Sur le rooftop du cinéma Pathé, l’effervescence de l’avant-première de “Thank You Satan” bat son plein. Entre deux interviews, Nadia Kounda apparaît, silhouette affirmée dans une robe noire en dentelle contrastée par une veste en cuir oversize. “Je suis dans le thème”, lance-t-elle en riant, parfaitement en phase avec l’univers délicieusement dark du film de Hicham Lasri.
Dans ce long-métrage aussi audacieux que déroutant, elle incarne May, une femme enceinte, contrainte à l’immobilité, qui assiste impuissante à la dérive de son mari. “Mon personnage est enceinte de son premier enfant, une grossesse longtemps espérée, mais que son mari vit très mal”, explique-t-elle. Entre satire et tension dramatique, le film, mûri pendant une décennie, s’attaque à des thématiques sensibles comme l’extrémisme et la perte de repères. “Cette expérience est à part… j’étais aussi fatiguée que le personnage. La réalité et la fiction se sont rencontrées à ce moment-là puisque j’étais réellement enceinte !”, confie-t-elle.
Cette actualité brûlante ne se limite pas à un seul projet. En quelques semaines, Nadia Kounda enchaîne les sorties avec quatre films aux univers radicalement différents : “Derrière les palmiers”, “Thank You Satan”, “L’Héritier des secrets” et “Les Fourmis”. Une situation inédite qu’elle accueille avec enthousiasme : “C’est surtout beaucoup d’excitation. Une sortie de film rime avec rencontres, voyages… c’est une parenthèse presque glamour.” Avant d’ajouter avec lucidité : “Voir quatre films sortir presque en même temps, c’est une première pour moi.”

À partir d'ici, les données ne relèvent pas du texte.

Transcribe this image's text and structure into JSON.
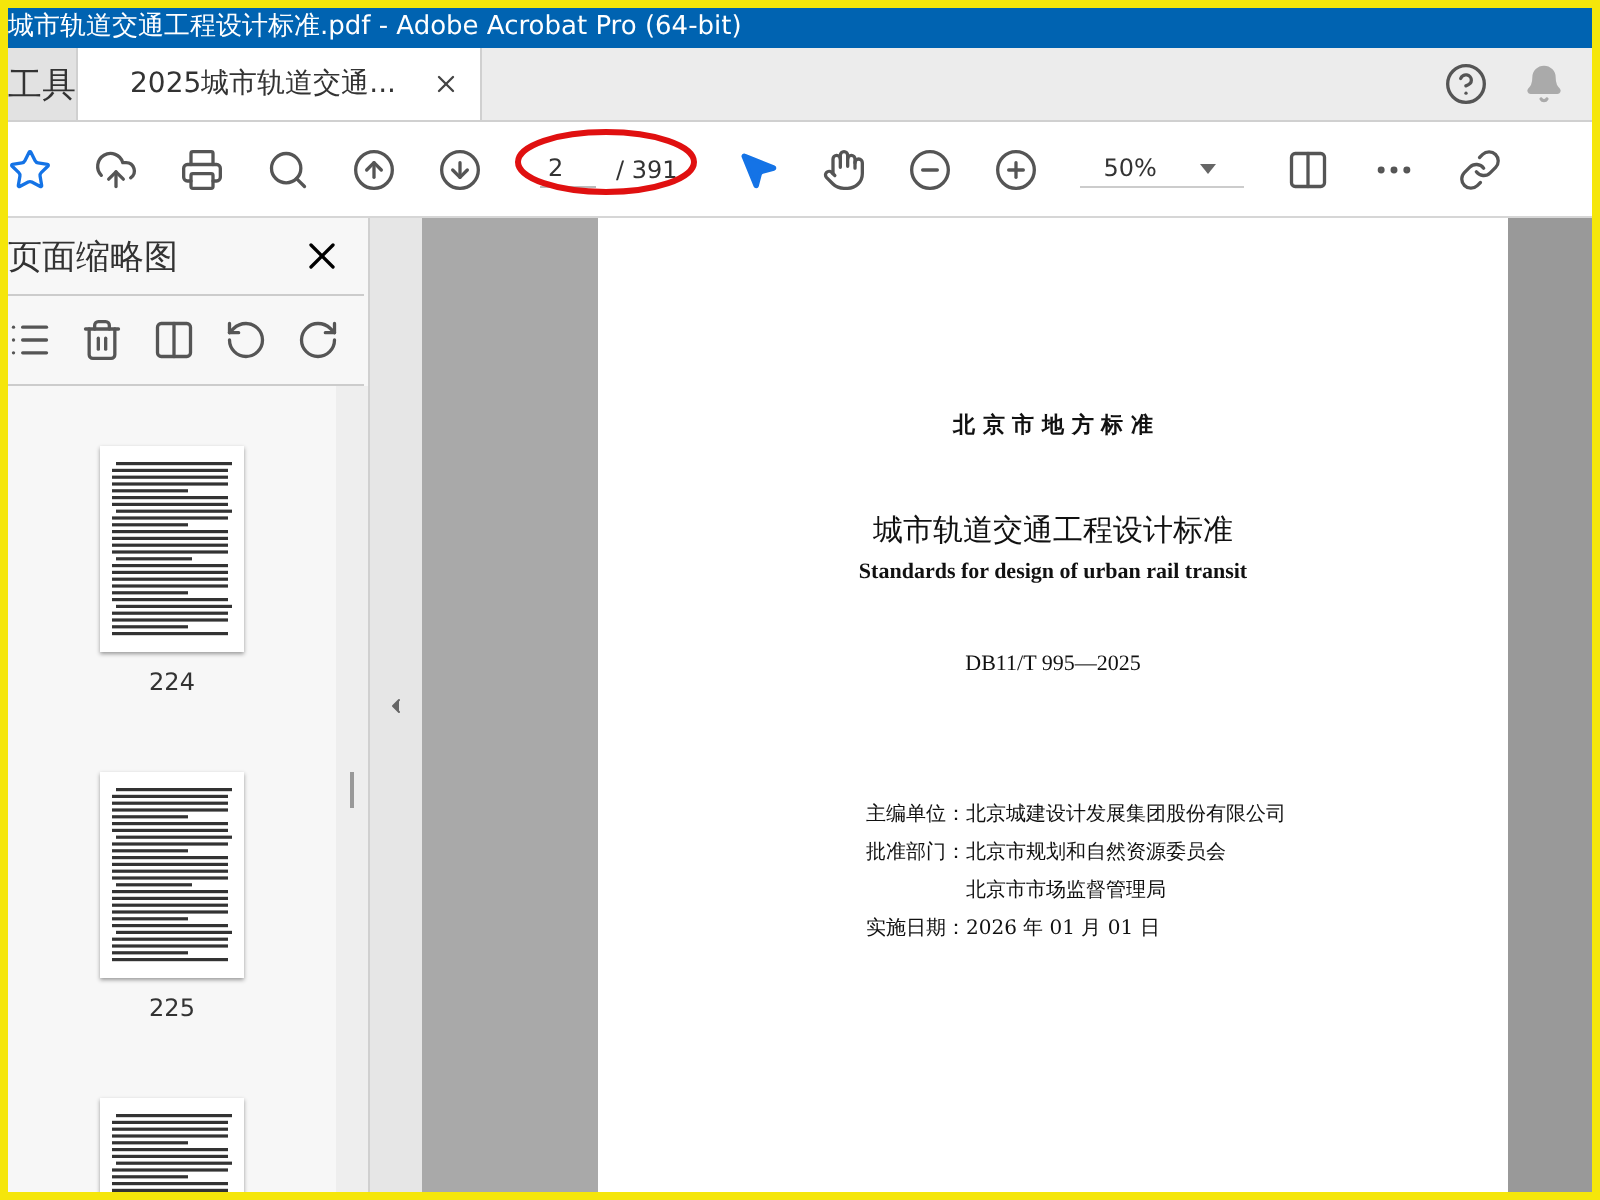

Derrière cette effervescence, une organisation millimétrée s’impose. “Communiquer sur ces quatre projets demande une vraie stratégie. Il y a une équipe derrière chaque film qui fait un travail formidable”, souligne-t-elle. Très attachée à chacun de ses rôles, elle insiste : “J’aime ces films pour des raisons différentes, et j’ai à cœur de leur consacrer à tous la même attention.”
Parmi ces projets, “Derrière les palmiers” de Meryem Benm’Barek lui a demandé un investissement émotionnel profond. Pour incarner Selma, elle s’est immergée dans la réalité de mères célibataires. “J’avais besoin de comprendre. Nous avons parlé d’amour, de blessures, de résilience”, raconte-t-elle. Une expérience bouleversante: “Se sentir abandonnée au moment où l’on a le plus besoin de soutien, c’est d’une violence extrême.”

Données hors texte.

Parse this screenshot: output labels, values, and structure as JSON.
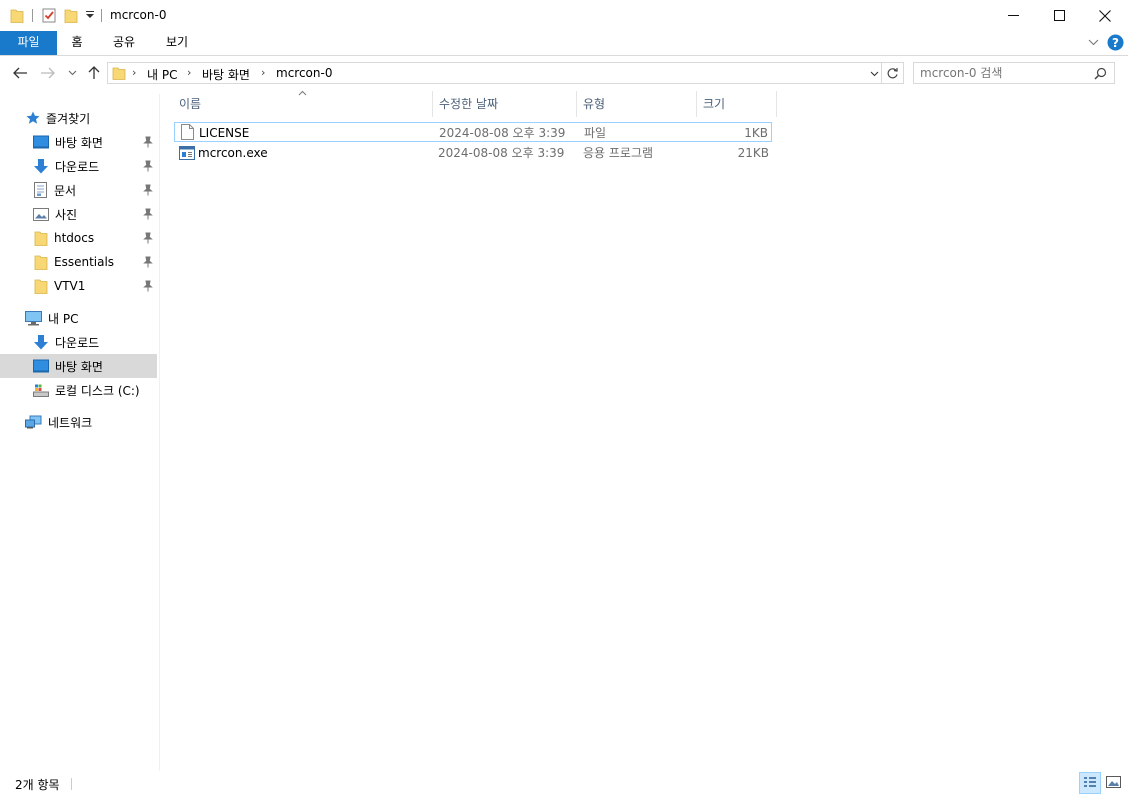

Ces rencontres ont laissé une empreinte durable. “Ces femmes comptent parmi les personnes les plus courageuses que j’ai rencontrées. Elles m’ont transformée humainement”, confie-t-elle, évoquant également le rôle clé de l’association 100% Mamans dans sa préparation. Au-delà du jeu, c’est une véritable prise de conscience qui nourrit désormais ses choix.
Ce fil rouge se retrouve dans “Les Fourmis” de Yassine Fennane, où elle incarne une mère en quête d’émancipation. “Je ne supporte pas l’injustice, la “hogra”. Les personnages qui y sont confrontés m’attirent profondément”, explique-t-elle. Le tournage, vécu alors qu’elle était enceinte de huit mois, a donné une dimension encore plus intime à son interprétation : “Je comprenais son besoin de s’affirmer, de trouver sa propre forme de bonheur.”
Le film, choral, aborde avec finesse les tensions sociales et les injonctions pesant sur les femmes. “Il met en lumière le manque de tolérance et d’empathie envers ces femmes”, précise-t-elle. Une continuité dans son parcours artistique, où les rôles engagés s’imposent presque naturellement.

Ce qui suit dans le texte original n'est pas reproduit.